In fact, Forest this season have been watched by 4,000 fewer fans, on average, than when they last fought their way out of the Nationwide League in 1993-94, a decline held partly to blame for a pounds 6.4m half-year operating loss announced on Friday. Some supporters blame high ticket prices - pounds 20 for adults - and those who do pay argue that the quality of entertainment should match the cost.

"Of course, fans have a right to criticise," Johnson said. "They pay their money and are entitled to their views. We just wish they would save them until afterwards and get behind the team during the game. It should be the visiting teams who do not like playing here."

The 23-year-old former Norwich midfielder has not escaped personal criticism since Bassett paid more than pounds 2m for him last summer. Bought to provide the drive the side have lacked since the departure of Roy Keane, he was slow to settle and suffered injury problems, after which he found it difficult to regain his place until Colin Cooper returned to more accustomed duties in defence. "It has been a difficult season," he admitted. "I do not feel I have hit my best form. I like to get forward and score goals and that has not happened."

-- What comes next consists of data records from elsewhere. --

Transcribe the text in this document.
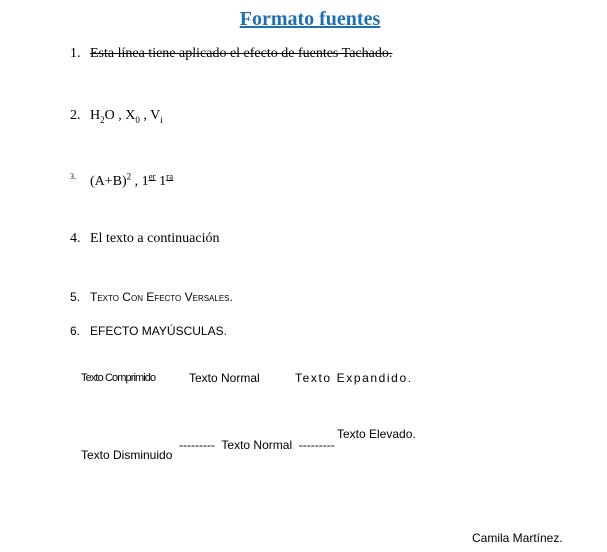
Formato fuentes
1. Esta línea tiene aplicado el efecto de fuentes Tachado.
2. $H_2O$ , $X_0$ , $V_i$
$^{3.}$ $(A+B)^2$ , 1er $1^{ra}$
4. El texto a continuación
5. Texto Con Efecto Versales.
6. EFECTO MAYÚSCULAS.
Texto Comprimido	Texto Normal	Texto Expandido.
Texto Elevado.
---------  Texto Normal  ---------
Texto Disminuido
Camila Martínez.
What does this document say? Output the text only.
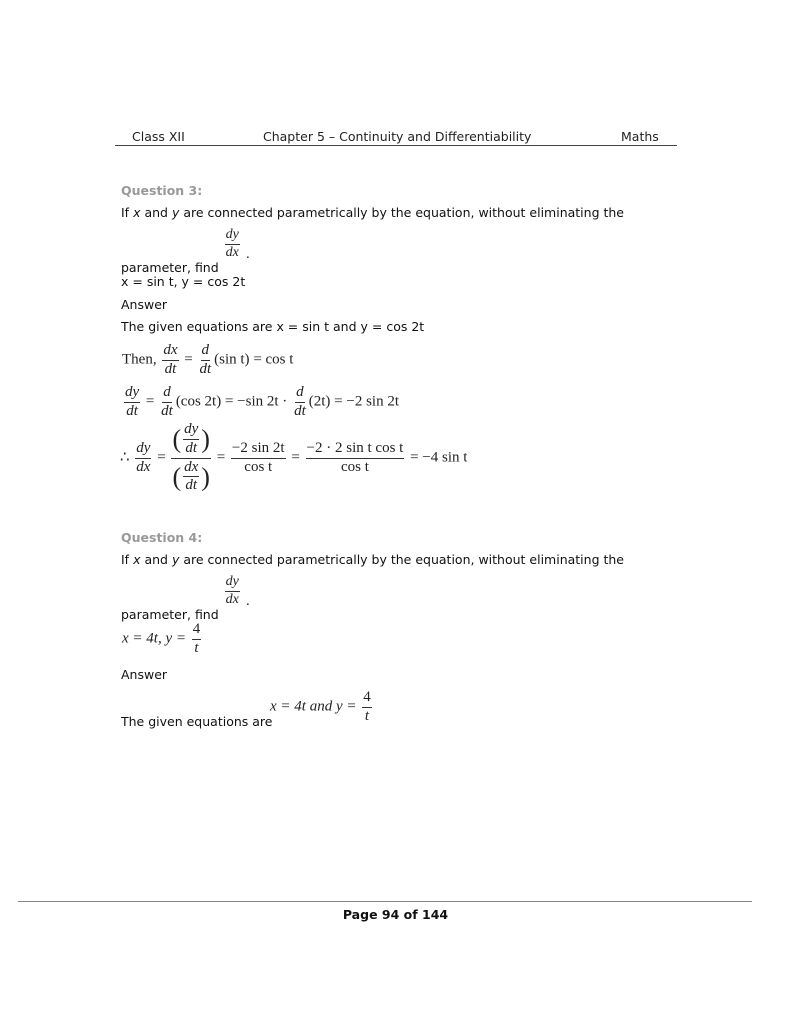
Class XII	Chapter 5 – Continuity and Differentiability	Maths
Question 3:
If x and y are connected parametrically by the equation, without eliminating the
parameter, find
$\frac{dy}{dx}$ .
x = sin t, y = cos 2t
Answer
The given equations are x = sin t and y = cos 2t
Then, $\frac{dx}{dt} = \frac{d}{dt} (\sin$ t) = cos t
$\frac{dy}{dt} = \frac{d}{dt} (\cos$ 2t) = −sin $2t \cdot \frac{d}{dt} (2t) = -2$ sin 2t
∴ $\frac{dy}{dx} = \frac{( \frac{dy}{dt} )}{( \frac{dx}{dt} )} = \frac{-2 \sin 2t}{\text{cos t}} = \frac{\text{−2 · 2 sin t cos t}}{\text{cos t}} = -4$ sin t
Question 4:
If x and y are connected parametrically by the equation, without eliminating the
parameter, find
$\frac{dy}{dx}$ .
x = 4t, $y = \frac{4}{t}$
Answer
The given equations are
x = 4t and $y = \frac{4}{t}$
Page 94 of 144
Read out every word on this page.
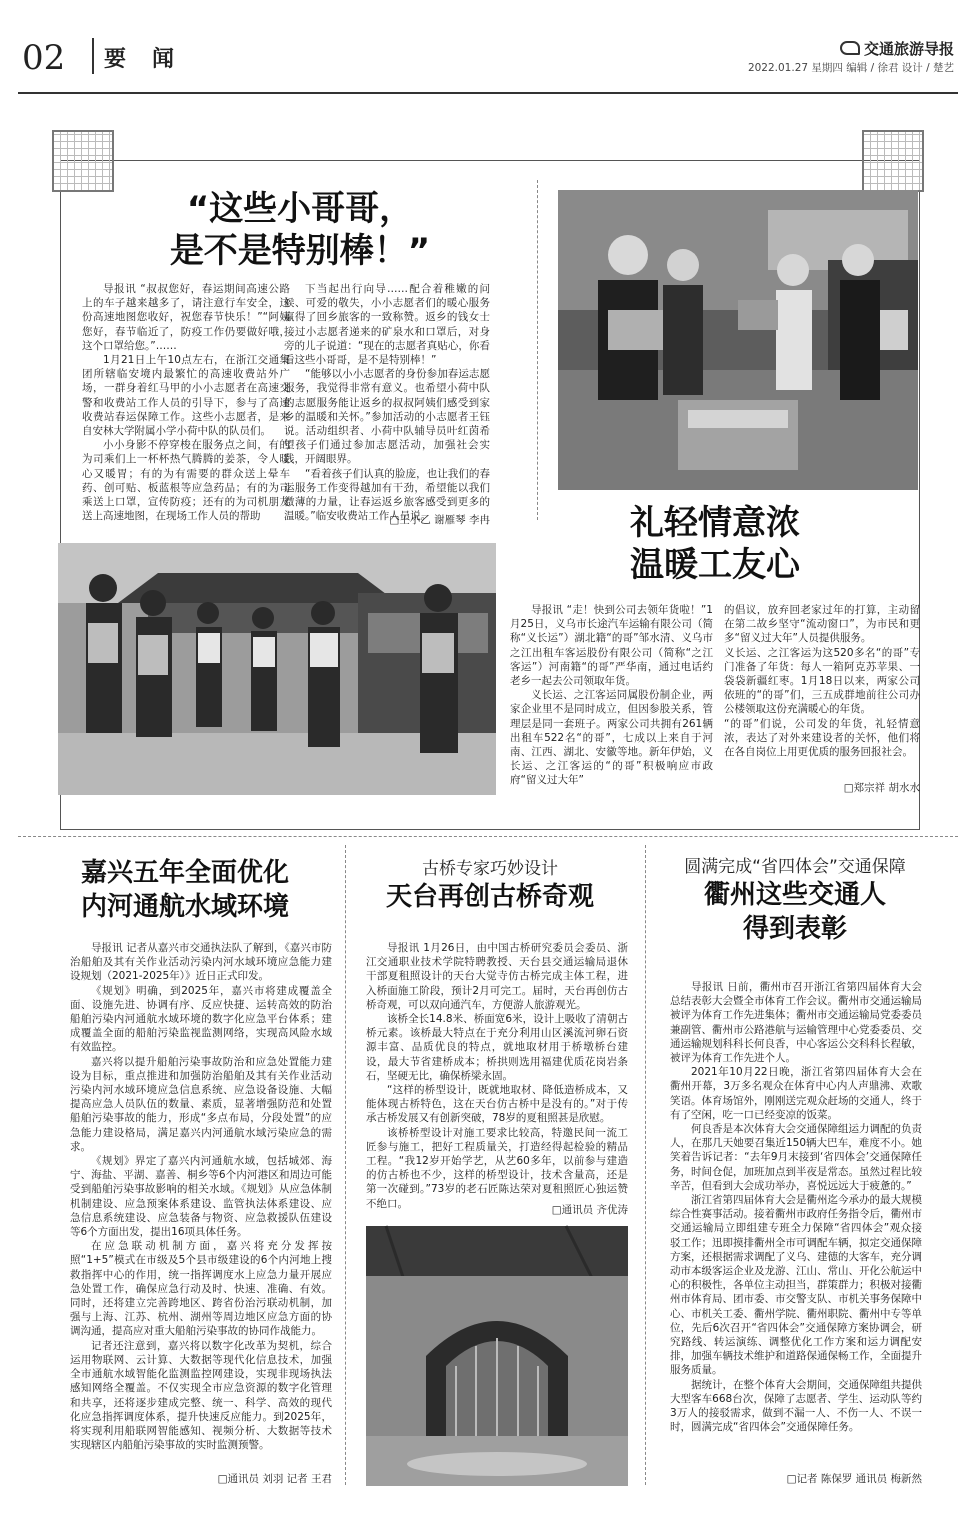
02 要闻	交通旅游导报
2022.01.27 星期四 编辑 / 徐君 设计 / 楚艺
“这些小哥哥，
是不是特别棒！”

导报讯 “叔叔您好，春运期间高速公路上的车子越来越多了，请注意行车安全，这份高速地图您收好，祝您春节快乐！”“阿姨您好，春节临近了，防疫工作仍要做好哦，这个口罩给您。”……

1月21日上午10点左右，在浙江交通集团所辖临安境内最繁忙的高速收费站外广场，一群身着红马甲的小小志愿者在高速交警和收费站工作人员的引导下，参与了高速收费站春运保障工作。这些小志愿者，是来自安林大学附属小学小荷中队的队员们。

小小身影不停穿梭在服务点之间，有的为司乘们上一杯杯热气腾腾的姜茶，令人暖心又暖胃；有的为有需要的群众送上晕车药、创可贴、板蓝根等应急药品；有的为司乘送上口罩，宣传防疫；还有的为司机朋友送上高速地图，在现场工作人员的帮助

下当起出行向导……配合着稚嫩的问候、可爱的敬失，小小志愿者们的暖心服务赢得了回乡旅客的一致称赞。返乡的钱女士接过小志愿者递来的矿泉水和口罩后，对身旁的儿子说道：“现在的志愿者真贴心，你看看这些小哥哥，是不是特别棒！”

“能够以小小志愿者的身份参加春运志愿服务，我觉得非常有意义。也希望小荷中队的志愿服务能让返乡的叔叔阿姨们感受到家乡的温暖和关怀。”参加活动的小志愿者王钰说。活动组织者、小荷中队辅导员叶红茵希望孩子们通过参加志愿活动，加强社会实践，开阔眼界。

“看着孩子们认真的脸庞，也让我们的春运服务工作变得越加有干劲，希望能以我们微薄的力量，让春运返乡旅客感受到更多的温暖。”临安收费站工作人员说。

□王小乙 谢雁琴 李冉	礼轻情意浓
温暖工友心

导报讯 “走！快到公司去领年货啦！”1月25日，义乌市长途汽车运输有限公司（简称“义长运”）湖北籍“的哥”邹水清、义乌市之江出租车客运股份有限公司（简称“之江客运”）河南籍“的哥”严华南，通过电话约老乡一起去公司领取年货。

义长运、之江客运同属股份制企业，两家企业里不是同时成立，但因参股关系，管理层是同一套班子。两家公司共拥有261辆出租车522名“的哥”，七成以上来自于河南、江西、湖北、安徽等地。新年伊始，义长运、之江客运的“的哥”积极响应市政府“留义过大年”

的倡议，放弃回老家过年的打算，主动留在第二故乡坚守“流动窗口”，为市民和更多“留义过大年”人员提供服务。

义长运、之江客运为这520多名“的哥”专门准备了年货：每人一箱阿克苏苹果、一袋袋新疆红枣。1月18日以来，两家公司依班的“的哥”们，三五成群地前往公司办公楼领取这份充满暖心的年货。

“的哥”们说，公司发的年货，礼轻情意浓，表达了对外来建设者的关怀，他们将在各自岗位上用更优质的服务回报社会。

□郑宗祥 胡水水
嘉兴五年全面优化
内河通航水域环境

导报讯 记者从嘉兴市交通执法队了解到，《嘉兴市防治船舶及其有关作业活动污染内河水域环境应急能力建设规划（2021-2025年）》近日正式印发。

《规划》明确，到2025年，嘉兴市将建成覆盖全面、设施先进、协调有序、反应快捷、运转高效的防治船舶污染内河通航水域环境的数字化应急平台体系；建成覆盖全面的船舶污染监视监测网络，实现高风险水域有效监控。

嘉兴将以提升船舶污染事故防治和应急处置能力建设为目标，重点推进和加强防治船舶及其有关作业活动污染内河水域环境应急信息系统、应急设备设施、大幅提高应急人员队伍的数量、素质，显著增强防范和处置船舶污染事故的能力，形成“多点布局，分段处置”的应急能力建设格局，满足嘉兴内河通航水域污染应急的需求。

《规划》界定了嘉兴内河通航水域，包括城郊、海宁、海盐、平湖、嘉善、桐乡等6个内河港区和周边可能受到船舶污染事故影响的相关水域。《规划》从应急体制机制建设、应急预案体系建设、监管执法体系建设、应急信息系统建设、应急装备与物资、应急救援队伍建设等6个方面出发，提出16项具体任务。

在应急联动机制方面，嘉兴将充分发挥按照“1+5”模式在市级及5个县市级建设的6个内河地上搜救指挥中心的作用，统一指挥调度水上应急力量开展应急处置工作，确保应急行动及时、快速、准确、有效。同时，还将建立完善跨地区、跨省份治污联动机制，加强与上海、江苏、杭州、湖州等周边地区应急方面的协调沟通，提高应对重大船舶污染事故的协同作战能力。

记者还注意到，嘉兴将以数字化改革为契机，综合运用物联网、云计算、大数据等现代化信息技术，加强全市通航水域智能化监测监控网建设，实现非现场执法感知网络全覆盖。不仅实现全市应急资源的数字化管理和共享，还将逐步建成完整、统一、科学、高效的现代化应急指挥调度体系，提升快速反应能力。到2025年，将实现利用船联网智能感知、视频分析、大数据等技术实现辖区内船舶污染事故的实时监测预警。

□通讯员 刘羽 记者 王君
古桥专家巧妙设计
天台再创古桥奇观

导报讯 1月26日，由中国古桥研究委员会委员、浙江交通职业技术学院特聘教授、天台县交通运输局退休干部夏租照设计的天台大觉寺仿古桥完成主体工程，进入桥面施工阶段，预计2月可完工。届时，天台再创仿古桥奇观，可以双向通汽车，方便游人旅游观光。

该桥全长14.8米、桥面宽6米，设计上吸收了清朝古桥元素。该桥最大特点在于充分利用山区溪流河卵石资源丰富、品质优良的特点，就地取材用于桥墩桥台建设，最大节省建桥成本；桥拱则选用福建优质花岗岩条石，坚硬无比，确保桥梁永固。

“这样的桥型设计，既就地取材、降低造桥成本，又能体现古桥特色，这在天台仿古桥中是没有的。”对于传承古桥发展又有创新突破，78岁的夏租照甚是欣慰。

该桥桥型设计对施工要求比较高，特邀民间一流工匠参与施工，把好工程质量关，打造经得起检验的精品工程。“我12岁开始学艺，从艺60多年，以前参与建造的仿古桥也不少，这样的桥型设计，技术含量高，还是第一次碰到。”73岁的老石匠陈达荣对夏租照匠心独运赞不绝口。

□通讯员 齐优涛
圆满完成“省四体会”交通保障
衢州这些交通人
得到表彰

导报讯 日前，衢州市召开浙江省第四届体育大会总结表彰大会暨全市体育工作会议。衢州市交通运输局被评为体育工作先进集体；衢州市交通运输局党委委员兼副管、衢州市公路港航与运输管理中心党委委员、交通运输规划科科长何良香，中心客运公交科科长程敏，被评为体育工作先进个人。

2021年10月22日晚，浙江省第四届体育大会在衢州开幕，3万多名观众在体育中心内人声鼎沸、欢歌笑语。体育场馆外，刚刚送完观众赶场的交通人，终于有了空闲，吃一口已经变凉的饭菜。

何良香是本次体育大会交通保障组运力调配的负责人，在那几天她要召集近150辆大巴车，难度不小。她笑着告诉记者：“去年9月末接到‘省四体会’交通保障任务，时间仓促，加班加点到半夜是常态。虽然过程比较辛苦，但看到大会成功举办，喜悦远远大于疲惫的。”

浙江省第四届体育大会是衢州迄今承办的最大规模综合性赛事活动。接着衢州市政府任务指令后，衢州市交通运输局立即组建专班全力保障“省四体会”观众接驳工作；迅即摸排衢州全市可调配车辆，拟定交通保障方案，还根据需求调配了义乌、建德的大客车，充分调动市本级客运企业及龙游、江山、常山、开化公航运中心的积极性，各单位主动担当，群策群力；积极对接衢州市体育局、团市委、市交警支队、市机关事务保障中心、市机关工委、衢州学院、衢州职院、衢州中专等单位，先后6次召开“省四体会”交通保障方案协调会，研究路线、转运演练、调整优化工作方案和运力调配安排，加强车辆技术维护和道路保通保畅工作，全面提升服务质量。

据统计，在整个体育大会期间，交通保障组共提供大型客车668台次，保障了志愿者、学生、运动队等约3万人的接驳需求，做到不漏一人、不伤一人、不误一时，圆满完成“省四体会”交通保障任务。

□记者 陈保罗 通讯员 梅新然
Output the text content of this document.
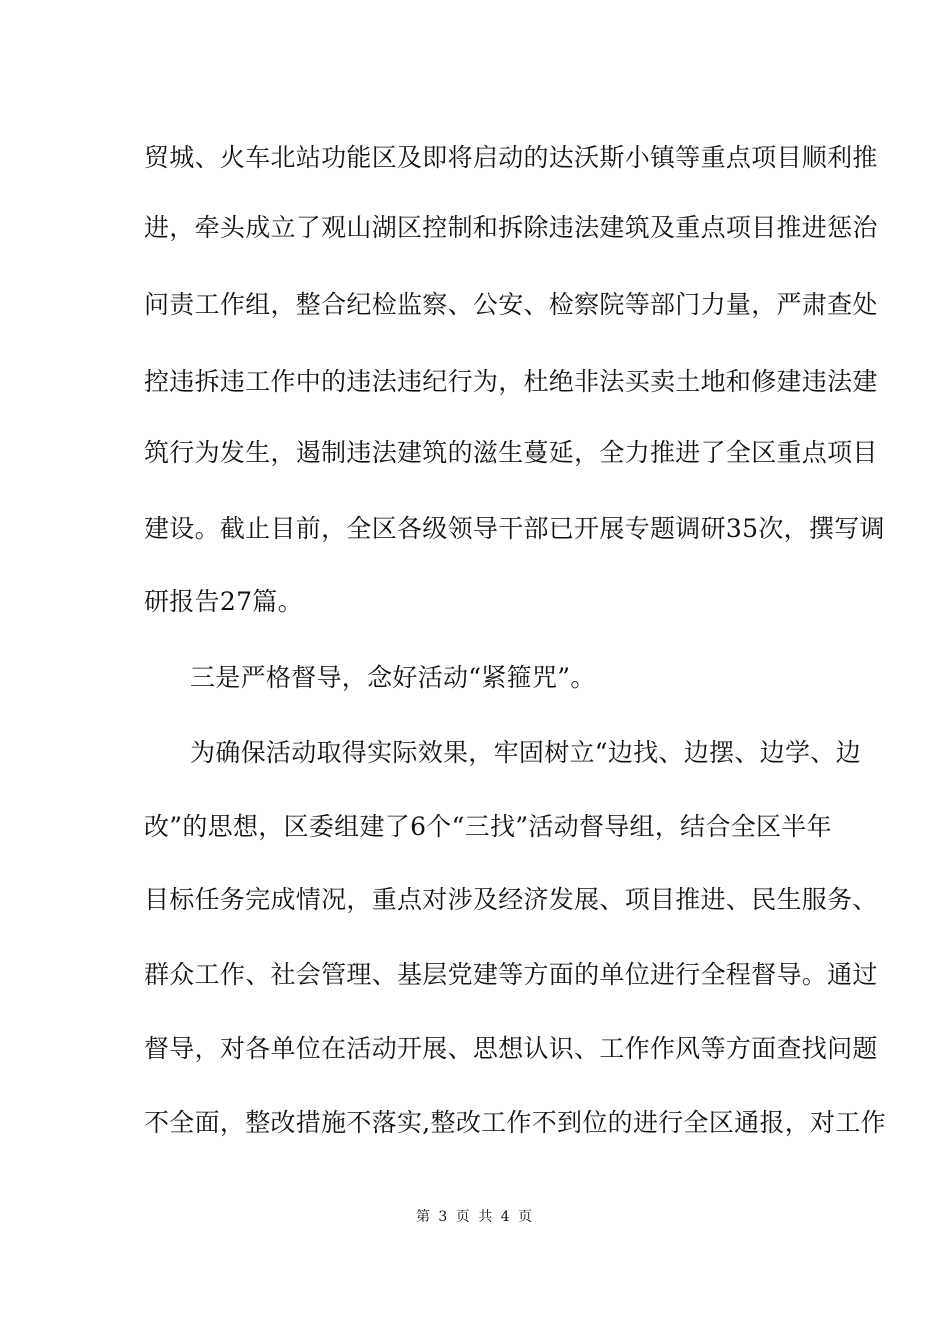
贸城、火车北站功能区及即将启动的达沃斯小镇等重点项目顺利推
进，牵头成立了观山湖区控制和拆除违法建筑及重点项目推进惩治
问责工作组，整合纪检监察、公安、检察院等部门力量，严肃查处
控违拆违工作中的违法违纪行为，杜绝非法买卖土地和修建违法建
筑行为发生，遏制违法建筑的滋生蔓延，全力推进了全区重点项目
建设。截止目前，全区各级领导干部已开展专题调研35次，撰写调
研报告27篇。
三是严格督导，念好活动“紧箍咒”。
为确保活动取得实际效果，牢固树立“边找、边摆、边学、边
改”的思想，区委组建了6个“三找”活动督导组，结合全区半年
目标任务完成情况，重点对涉及经济发展、项目推进、民生服务、
群众工作、社会管理、基层党建等方面的单位进行全程督导。通过
督导，对各单位在活动开展、思想认识、工作作风等方面查找问题
不全面，整改措施不落实,整改工作不到位的进行全区通报，对工作
第 3 页 共 4 页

Yet he is convinced that Forest, bolstered today by the return from international duty of their 26-goal leading scorer, Pierre van Hooijdonk, can win promotion and that his decision to join them in preference to Leicester or Crystal Palace last summer will be vindicated.

"Obviously, these two games are crucial, the biggest of our season and the results will have a big psychological impact. But we have a good squad and for all Middlesbrough's big crowds and big spending power, we are only three points adrift of them."